Researchers in Switzerland have revealed that people who live in high-rise flats stand the chance of living a longer and healthier life that those living below.
The Swiss experts at the University of Bern are now of the belief that the higher the floor you live on, the greater your life expectancy.
The experts put the chances of dying from serious lung disease at 40 percent greater among residents who lived on the ground floor compared to those with a flat on the eighth floor or above.
For heart disease, the mortality rate is put at 35 percent greater among those at ground level, while for lung cancer, the risk of death increased by 22 percent.
However, the only type of death associated with living in higher floors is suicide which is on the increase but inhabitants of ground floor are about 60 percent less likely to kill themselves by jumping.
The research was made from a study of more than 1.5 million people living in buildings with four or more floors, and findings published by the European Journal of Epidemiology.
With housing being recognized as a major influence on health, researchers inquired to investigate the rate of death.
It’s also estimated that one in six European dwellings is located in a high-rise building.

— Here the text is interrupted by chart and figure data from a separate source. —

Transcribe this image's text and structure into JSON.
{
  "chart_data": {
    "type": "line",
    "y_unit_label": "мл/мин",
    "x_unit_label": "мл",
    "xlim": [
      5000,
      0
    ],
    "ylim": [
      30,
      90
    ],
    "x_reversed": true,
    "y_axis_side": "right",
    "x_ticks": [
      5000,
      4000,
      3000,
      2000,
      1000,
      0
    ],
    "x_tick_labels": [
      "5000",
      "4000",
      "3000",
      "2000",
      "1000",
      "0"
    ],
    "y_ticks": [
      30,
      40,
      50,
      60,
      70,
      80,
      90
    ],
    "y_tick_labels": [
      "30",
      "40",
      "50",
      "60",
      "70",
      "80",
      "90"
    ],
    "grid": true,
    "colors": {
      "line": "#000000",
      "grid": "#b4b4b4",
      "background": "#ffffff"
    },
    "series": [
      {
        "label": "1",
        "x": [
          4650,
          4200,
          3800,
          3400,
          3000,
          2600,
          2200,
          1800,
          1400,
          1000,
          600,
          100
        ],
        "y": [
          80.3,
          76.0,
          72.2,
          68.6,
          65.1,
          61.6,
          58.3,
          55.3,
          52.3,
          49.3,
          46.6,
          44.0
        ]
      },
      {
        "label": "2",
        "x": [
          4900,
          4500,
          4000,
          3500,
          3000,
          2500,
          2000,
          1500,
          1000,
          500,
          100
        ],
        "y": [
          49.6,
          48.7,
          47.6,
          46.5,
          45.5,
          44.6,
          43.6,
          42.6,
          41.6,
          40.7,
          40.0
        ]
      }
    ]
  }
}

In the UK, many of these tower blocks sprung up in the sixties and seventies, often in deprived areas.
But modern versions tend to be aimed at the luxury end of the market where rents rise in accordance with the level flats are situated on.
“The reputation of high-rise housing as unpleasant and unhealthy habitats that isolate people from their social environment and increase crime continues to the present,” the researchers also said in a report.